Ils se tenaient tous les quatre devant l’entrée de la grotte. Le soleil ne s’était pas encore levé dans le ciel couleur de raisin vert.

« Ssassi est grosse de moi, ajouta le ronge. Mon premier p’tio naîtra dans un œuf. J’sais pas s’il aura des poils ou des écailles, ou les deux, mais je… j’l’aimerai comme il s’présentera.

— Moi j’espère qu’il n’aura pas trop de poils et un peu de venin dans les crochets pour te rappeler qu’il est passé dans mon ventre ! » s’exclama Ssassi.

S’il attristait Véhir et Tia, le départ du ronge et de la siffle les soulageait également. Ils allaient enfin explorer les territoires de leurs sens, ce qu’ils n’avaient pas osé faire en présence des deux autres. Ces derniers, eux, ne s’étaient pas gênés pour orner les nuits d’interminables guirlandes de frottements, de soupirs, de gémissements, de halètements. La hurle et le grogne avaient désormais du temps devant eux pour rattraper leur retard.

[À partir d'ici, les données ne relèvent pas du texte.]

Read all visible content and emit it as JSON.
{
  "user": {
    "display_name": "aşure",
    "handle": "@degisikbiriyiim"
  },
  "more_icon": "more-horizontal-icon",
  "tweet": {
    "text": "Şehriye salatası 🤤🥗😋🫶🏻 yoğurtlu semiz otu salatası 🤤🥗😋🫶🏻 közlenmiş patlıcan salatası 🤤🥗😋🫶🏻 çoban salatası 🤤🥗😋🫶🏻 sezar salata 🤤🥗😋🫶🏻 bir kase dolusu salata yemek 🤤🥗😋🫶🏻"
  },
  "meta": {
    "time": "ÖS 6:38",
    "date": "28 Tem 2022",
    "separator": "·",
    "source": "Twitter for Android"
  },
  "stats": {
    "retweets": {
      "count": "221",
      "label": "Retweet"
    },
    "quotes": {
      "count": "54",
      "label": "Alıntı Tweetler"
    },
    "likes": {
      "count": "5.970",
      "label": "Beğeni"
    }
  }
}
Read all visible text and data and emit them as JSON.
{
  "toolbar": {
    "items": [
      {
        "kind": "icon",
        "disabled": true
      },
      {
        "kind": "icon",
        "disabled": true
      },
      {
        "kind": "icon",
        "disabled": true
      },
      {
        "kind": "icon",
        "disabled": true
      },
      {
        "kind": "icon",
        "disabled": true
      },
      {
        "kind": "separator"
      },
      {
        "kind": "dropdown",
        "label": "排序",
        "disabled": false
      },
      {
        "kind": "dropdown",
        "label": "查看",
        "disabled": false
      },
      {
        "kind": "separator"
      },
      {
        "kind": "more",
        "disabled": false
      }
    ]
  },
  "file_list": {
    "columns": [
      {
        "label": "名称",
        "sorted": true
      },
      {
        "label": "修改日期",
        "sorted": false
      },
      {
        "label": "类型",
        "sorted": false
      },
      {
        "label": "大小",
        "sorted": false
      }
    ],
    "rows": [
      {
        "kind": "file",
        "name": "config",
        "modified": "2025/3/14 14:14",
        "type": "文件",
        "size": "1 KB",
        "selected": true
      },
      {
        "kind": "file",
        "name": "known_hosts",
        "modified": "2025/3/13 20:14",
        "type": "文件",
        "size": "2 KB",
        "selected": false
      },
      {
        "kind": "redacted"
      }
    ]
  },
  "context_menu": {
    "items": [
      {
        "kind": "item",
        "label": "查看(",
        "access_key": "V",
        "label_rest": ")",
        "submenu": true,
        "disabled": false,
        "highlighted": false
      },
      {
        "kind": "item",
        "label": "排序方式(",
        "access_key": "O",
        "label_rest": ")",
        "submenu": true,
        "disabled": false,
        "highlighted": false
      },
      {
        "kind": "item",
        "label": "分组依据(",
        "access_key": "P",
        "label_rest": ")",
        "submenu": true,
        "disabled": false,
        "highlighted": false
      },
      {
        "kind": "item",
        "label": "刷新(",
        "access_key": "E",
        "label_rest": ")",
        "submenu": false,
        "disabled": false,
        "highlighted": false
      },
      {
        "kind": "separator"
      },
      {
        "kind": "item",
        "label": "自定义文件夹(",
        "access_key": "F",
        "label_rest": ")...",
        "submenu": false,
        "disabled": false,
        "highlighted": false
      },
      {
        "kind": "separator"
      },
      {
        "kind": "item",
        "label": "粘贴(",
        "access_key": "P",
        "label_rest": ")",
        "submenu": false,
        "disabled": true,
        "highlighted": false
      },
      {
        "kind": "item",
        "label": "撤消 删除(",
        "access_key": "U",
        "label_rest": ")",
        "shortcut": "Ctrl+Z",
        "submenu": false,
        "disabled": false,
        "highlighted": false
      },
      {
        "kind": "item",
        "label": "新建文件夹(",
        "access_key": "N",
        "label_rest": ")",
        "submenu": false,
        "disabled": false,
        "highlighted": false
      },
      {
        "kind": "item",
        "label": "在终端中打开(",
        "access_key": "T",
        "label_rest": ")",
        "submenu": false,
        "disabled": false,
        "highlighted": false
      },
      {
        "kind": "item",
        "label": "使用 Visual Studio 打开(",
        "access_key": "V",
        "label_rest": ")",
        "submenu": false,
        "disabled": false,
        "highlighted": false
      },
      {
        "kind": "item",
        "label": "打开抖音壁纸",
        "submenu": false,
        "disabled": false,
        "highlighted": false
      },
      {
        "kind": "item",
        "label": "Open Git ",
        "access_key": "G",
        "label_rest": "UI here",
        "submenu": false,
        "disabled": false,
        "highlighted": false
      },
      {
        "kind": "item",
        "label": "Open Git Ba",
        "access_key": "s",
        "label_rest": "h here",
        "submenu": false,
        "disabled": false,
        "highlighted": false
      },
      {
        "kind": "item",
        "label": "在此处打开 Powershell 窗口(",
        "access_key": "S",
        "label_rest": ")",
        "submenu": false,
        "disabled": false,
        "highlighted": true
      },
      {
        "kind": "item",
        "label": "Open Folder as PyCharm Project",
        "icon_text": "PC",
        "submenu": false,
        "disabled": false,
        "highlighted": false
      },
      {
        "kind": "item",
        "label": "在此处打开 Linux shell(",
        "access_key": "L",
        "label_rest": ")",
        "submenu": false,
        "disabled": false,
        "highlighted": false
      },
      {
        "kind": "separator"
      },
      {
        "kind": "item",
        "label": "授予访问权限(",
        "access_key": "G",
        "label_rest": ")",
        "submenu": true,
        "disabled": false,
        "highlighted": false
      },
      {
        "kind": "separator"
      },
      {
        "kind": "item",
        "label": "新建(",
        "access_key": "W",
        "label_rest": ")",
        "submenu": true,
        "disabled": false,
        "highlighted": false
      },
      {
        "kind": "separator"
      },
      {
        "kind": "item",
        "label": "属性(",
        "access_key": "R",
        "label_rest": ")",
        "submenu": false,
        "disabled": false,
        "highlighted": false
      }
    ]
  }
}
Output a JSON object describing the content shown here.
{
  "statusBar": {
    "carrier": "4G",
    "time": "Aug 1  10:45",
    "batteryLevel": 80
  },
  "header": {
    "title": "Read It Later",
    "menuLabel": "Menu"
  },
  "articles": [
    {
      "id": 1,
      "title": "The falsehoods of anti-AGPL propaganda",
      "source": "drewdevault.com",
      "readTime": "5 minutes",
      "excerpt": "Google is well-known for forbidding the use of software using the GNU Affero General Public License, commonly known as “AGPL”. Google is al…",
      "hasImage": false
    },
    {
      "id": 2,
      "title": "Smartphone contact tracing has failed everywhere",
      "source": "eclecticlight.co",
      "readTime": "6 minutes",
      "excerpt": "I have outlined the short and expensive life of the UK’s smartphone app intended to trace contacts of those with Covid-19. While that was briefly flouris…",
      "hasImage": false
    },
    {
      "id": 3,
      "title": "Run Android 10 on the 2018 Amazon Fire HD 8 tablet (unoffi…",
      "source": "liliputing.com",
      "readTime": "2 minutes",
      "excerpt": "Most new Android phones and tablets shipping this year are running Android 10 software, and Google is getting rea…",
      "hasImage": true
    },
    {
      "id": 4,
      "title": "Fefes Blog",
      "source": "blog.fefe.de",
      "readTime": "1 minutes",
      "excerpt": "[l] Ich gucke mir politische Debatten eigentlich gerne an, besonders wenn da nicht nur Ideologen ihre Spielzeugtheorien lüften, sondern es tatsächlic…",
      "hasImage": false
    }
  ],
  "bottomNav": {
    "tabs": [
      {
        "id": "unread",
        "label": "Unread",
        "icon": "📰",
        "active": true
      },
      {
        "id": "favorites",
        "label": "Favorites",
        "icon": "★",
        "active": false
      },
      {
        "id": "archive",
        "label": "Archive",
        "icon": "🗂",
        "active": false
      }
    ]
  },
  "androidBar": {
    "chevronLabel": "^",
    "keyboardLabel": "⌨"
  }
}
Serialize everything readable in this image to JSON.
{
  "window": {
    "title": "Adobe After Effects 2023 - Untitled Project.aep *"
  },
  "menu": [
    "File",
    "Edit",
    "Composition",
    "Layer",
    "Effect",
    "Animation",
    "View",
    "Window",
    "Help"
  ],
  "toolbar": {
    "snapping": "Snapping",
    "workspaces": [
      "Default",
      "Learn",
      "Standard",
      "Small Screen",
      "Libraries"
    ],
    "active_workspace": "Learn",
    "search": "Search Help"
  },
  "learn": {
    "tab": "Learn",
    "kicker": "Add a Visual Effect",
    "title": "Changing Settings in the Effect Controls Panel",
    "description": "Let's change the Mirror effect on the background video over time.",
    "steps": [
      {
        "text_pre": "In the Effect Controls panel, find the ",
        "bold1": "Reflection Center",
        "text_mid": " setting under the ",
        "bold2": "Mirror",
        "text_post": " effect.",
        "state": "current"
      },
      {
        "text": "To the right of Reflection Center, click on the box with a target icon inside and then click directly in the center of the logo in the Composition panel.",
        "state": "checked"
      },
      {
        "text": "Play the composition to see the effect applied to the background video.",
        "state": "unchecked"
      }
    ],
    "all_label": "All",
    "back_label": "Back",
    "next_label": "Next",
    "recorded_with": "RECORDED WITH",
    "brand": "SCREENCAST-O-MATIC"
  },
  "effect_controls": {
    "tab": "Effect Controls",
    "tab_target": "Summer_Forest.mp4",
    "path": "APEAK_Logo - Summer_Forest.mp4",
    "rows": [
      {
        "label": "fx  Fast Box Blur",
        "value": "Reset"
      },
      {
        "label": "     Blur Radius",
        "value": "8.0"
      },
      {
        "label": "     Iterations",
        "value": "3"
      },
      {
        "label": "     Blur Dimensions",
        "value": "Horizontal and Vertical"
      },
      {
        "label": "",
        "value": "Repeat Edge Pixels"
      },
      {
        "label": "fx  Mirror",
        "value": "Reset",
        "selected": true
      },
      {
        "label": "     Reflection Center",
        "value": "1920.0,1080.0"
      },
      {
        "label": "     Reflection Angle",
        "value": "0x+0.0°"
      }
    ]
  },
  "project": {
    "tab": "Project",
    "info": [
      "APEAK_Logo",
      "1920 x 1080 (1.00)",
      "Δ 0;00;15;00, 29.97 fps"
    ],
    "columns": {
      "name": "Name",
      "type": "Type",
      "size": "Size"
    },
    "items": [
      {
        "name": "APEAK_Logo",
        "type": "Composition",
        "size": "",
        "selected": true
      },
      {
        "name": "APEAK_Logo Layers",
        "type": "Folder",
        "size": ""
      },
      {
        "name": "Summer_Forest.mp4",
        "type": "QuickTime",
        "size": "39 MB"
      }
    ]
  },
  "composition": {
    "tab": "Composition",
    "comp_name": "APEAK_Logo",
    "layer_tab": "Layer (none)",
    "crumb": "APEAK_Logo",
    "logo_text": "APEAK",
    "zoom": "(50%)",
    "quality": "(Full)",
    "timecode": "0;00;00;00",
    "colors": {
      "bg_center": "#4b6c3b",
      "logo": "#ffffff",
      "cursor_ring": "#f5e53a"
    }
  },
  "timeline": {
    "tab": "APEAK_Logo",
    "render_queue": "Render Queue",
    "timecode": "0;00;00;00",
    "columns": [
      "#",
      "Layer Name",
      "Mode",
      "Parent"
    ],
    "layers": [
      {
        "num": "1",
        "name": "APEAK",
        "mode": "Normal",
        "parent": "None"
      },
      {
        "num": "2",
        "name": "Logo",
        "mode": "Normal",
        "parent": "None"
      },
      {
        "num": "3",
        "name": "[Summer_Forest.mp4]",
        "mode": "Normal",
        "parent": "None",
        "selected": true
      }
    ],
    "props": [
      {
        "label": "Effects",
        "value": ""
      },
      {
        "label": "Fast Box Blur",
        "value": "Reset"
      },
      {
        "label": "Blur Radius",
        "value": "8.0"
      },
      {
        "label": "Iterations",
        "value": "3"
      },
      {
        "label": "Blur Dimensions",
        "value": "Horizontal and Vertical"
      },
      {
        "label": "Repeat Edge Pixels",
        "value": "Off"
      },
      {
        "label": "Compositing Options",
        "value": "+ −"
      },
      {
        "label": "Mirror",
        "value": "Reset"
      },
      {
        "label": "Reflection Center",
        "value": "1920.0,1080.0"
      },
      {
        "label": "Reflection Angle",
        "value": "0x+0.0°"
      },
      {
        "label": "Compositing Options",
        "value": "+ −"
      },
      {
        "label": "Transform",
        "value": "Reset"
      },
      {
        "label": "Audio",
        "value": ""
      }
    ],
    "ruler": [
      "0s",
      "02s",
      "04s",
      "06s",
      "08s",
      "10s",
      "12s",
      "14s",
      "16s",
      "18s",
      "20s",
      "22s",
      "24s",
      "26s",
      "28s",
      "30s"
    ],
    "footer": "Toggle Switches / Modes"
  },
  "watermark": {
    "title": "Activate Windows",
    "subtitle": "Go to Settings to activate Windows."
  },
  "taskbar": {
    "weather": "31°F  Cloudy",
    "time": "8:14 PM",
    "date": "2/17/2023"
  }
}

« Ssassi et moi, on voulait vous dire, à Tia et à toi, que…

— Vous reviendrez bien vite nous passer le bonjour », l’interrompit Véhir.

Ruogno hocha la tête. Une larme se décrocha de ses cils et roula sur les poils rayés de sa face. Il enveloppa d’un regard tendre ses deux vis-à-vis et se lança, de sa démarche dandinante, à la poursuite de la silhouette diaphane de Ssassi qui avait déjà disparu entre les rochers environnants.

 

« Viens asteur, Véhir… »

Tia l’attendait, allongée sur la litière de feuilles, de mousse et d’herbes. Le murmure de la source berçait le silence ensorcelé de la grotte où le soleil s’invitait avec tact.

Si Jarit, si les grognes de Manac avaient su qu’il connaîtrait son premier grut avec une femelle hurle…

Elle transpirait là, la magie humaine, dans ces bras tendus, dans ce regard implorant, dans ces mamelles arrogantes, dans ces jambes écartées, dans ce ventre offert.

Il lui fallait maintenant sceller sa réconciliation avec son monde.